No other book offers as comprehensive a history of mass transit, mass motorization, highway development, and suburbanization or provides as penetrating an analysis of the historical differences between motorization in the United States and that of other advanced industrial nations.


Customer Reviews:
4 out of 5 stars The comprhensive analysis I'd been looking for   July 26, 2010
ALAN R HUFFMAN (Mars, PA United States)
2 out of 2 found this review helpful

This book was something that I had been seeking for quite some time. In all the discussions of urban transportation and why our cities and suburbs have the structures they do, I had never found an analysis that, for me, provided a convincing and comprehensive explanation for why things are as they are now. This book did that. It goes back to the rise (and subsequent decline) of mass transit in the form of streetcars, subways, and then buses in major metropolitan areas, the reasons why the US became the first motorized nation in the world and continues to be the most motorized nation, the unexpected impacts of both radial and circumferential parkways and freeways on the distribution of homes and jobs, and a myriad of related subjects.

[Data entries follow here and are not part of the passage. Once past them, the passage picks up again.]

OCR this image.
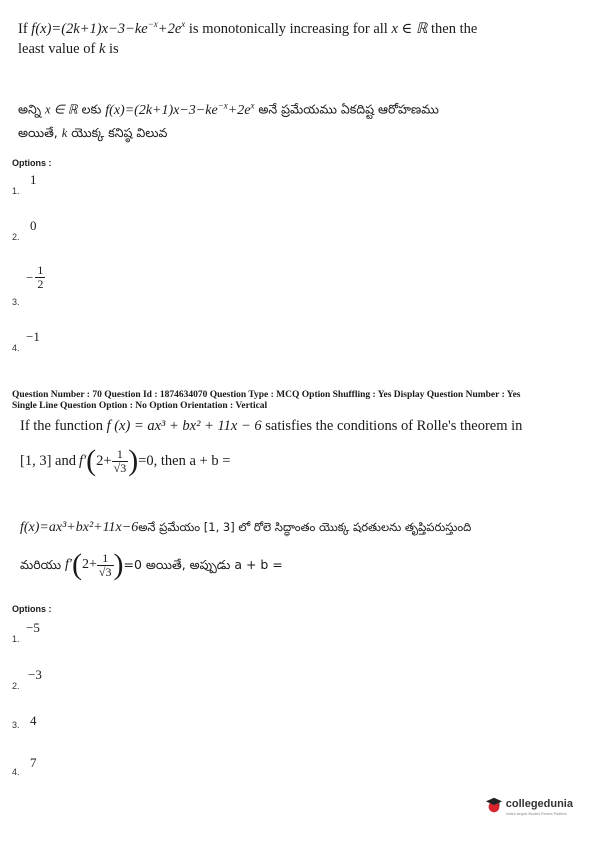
If $f(x)=(2k+1)x-3-ke^{-x}+2e^x$ is monotonically increasing for all x ∈ ℝ then the
least value of k is
అన్ని x ∈ ℝ లకు $f(x)=(2k+1)x-3-ke^{-x}+2e^x$ అనే ప్రమేయము ఏకదిష్ట ఆరోహణము
అయితే, k యొక్క కనిష్ఠ విలువ
Options :
1.
1
2.
0
3.
− $\frac{1}{2}$
4.
−1
Question Number : 70 Question Id : 1874634070 Question Type : MCQ Option Shuffling : Yes Display Question Number : Yes
Single Line Question Option : No Option Orientation : Vertical
If the function f (x) = ax³ + bx² + 11x − 6 satisfies the conditions of Rolle's theorem in
[1, 3] and f′ ( $2+ \frac{1}{√3}$ ) =0, then a + b =
f(x)=ax³+bx²+11x−6అనే ప్రమేయం [1, 3] లో రోలె సిద్ధాంతం యొక్క షరతులను తృప్తిపరుస్తుంది
మరియు f′ ( $2+ \frac{1}{√3}$ ) =0 అయితే, అప్పుడు a + b =
Options :
1.
−5
2.
−3
3. 4
4.
7
collegedunia
India's largest Student Review Platform
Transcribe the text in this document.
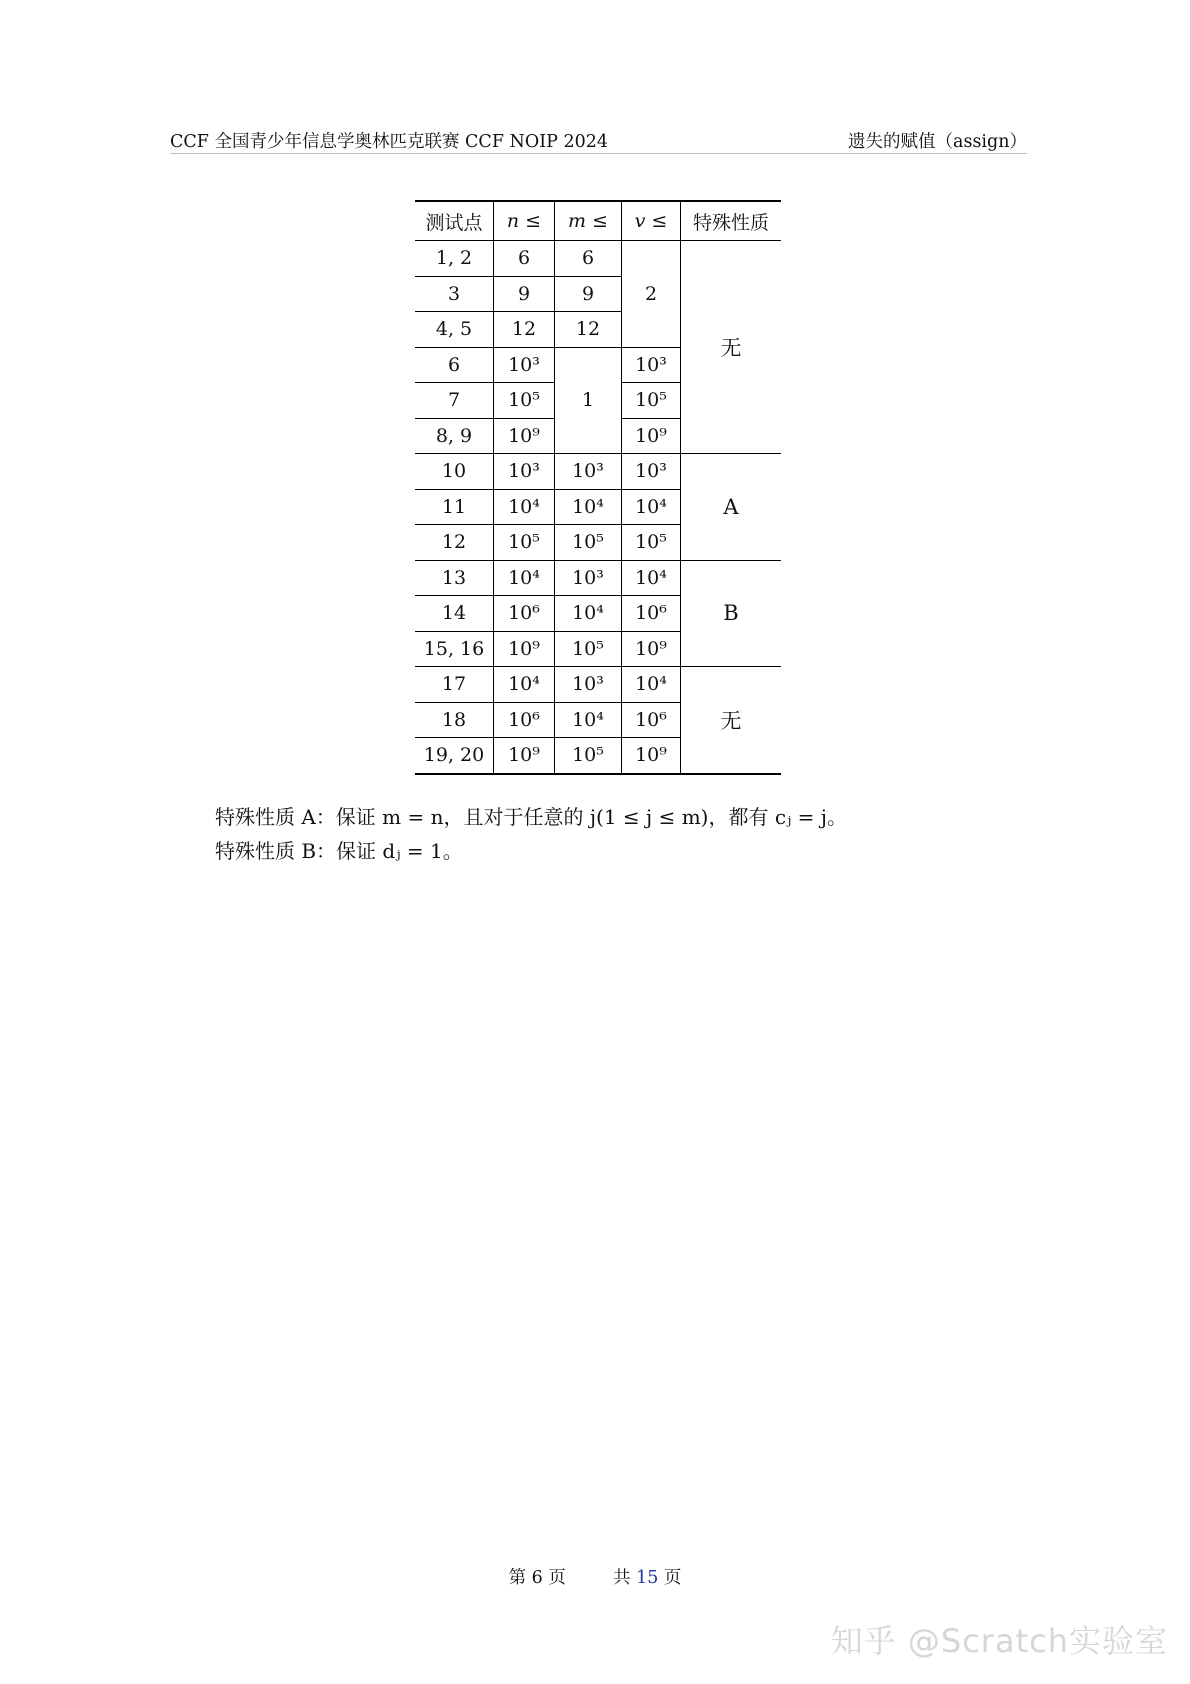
CCF 全国青少年信息学奥林匹克联赛 CCF NOIP 2024	遗失的赋值（assign）
测试点	n ≤	m ≤	v ≤	特殊性质
1, 2	6	6	2	无
3	9	9		
4, 5	12	12		
6	10³	1	10³	
7	10⁵		10⁵	
8, 9	10⁹		10⁹	
10	10³	10³	10³	A
11	10⁴	10⁴	10⁴	
12	10⁵	10⁵	10⁵	
13	10⁴	10³	10⁴	B
14	10⁶	10⁴	10⁶	
15, 16	10⁹	10⁵	10⁹	
17	10⁴	10³	10⁴	无
18	10⁶	10⁴	10⁶	
19, 20	10⁹	10⁵	10⁹	
特殊性质 A：保证 m = n，且对于任意的 j(1 ≤ j ≤ m)，都有 cⱼ = j。
特殊性质 B：保证 dⱼ = 1。
第 6 页	共 15 页
知乎 @Scratch实验室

It also tries to address where we go from here. The choices are not easy. Mass transit after 40+ years of public intervention is of only limited help. We have created a built environment that has serious environmental and sustainability problems with not many choices to escape from the cul de sac we find ourselves approaching.

All in all, a book I've been wanting to find and a very satisfying, if disturbing, study. I will note that there were a few text and table errors that better proofreading might have eliminated, but they didn't really distract from the thrust of the arguments presented.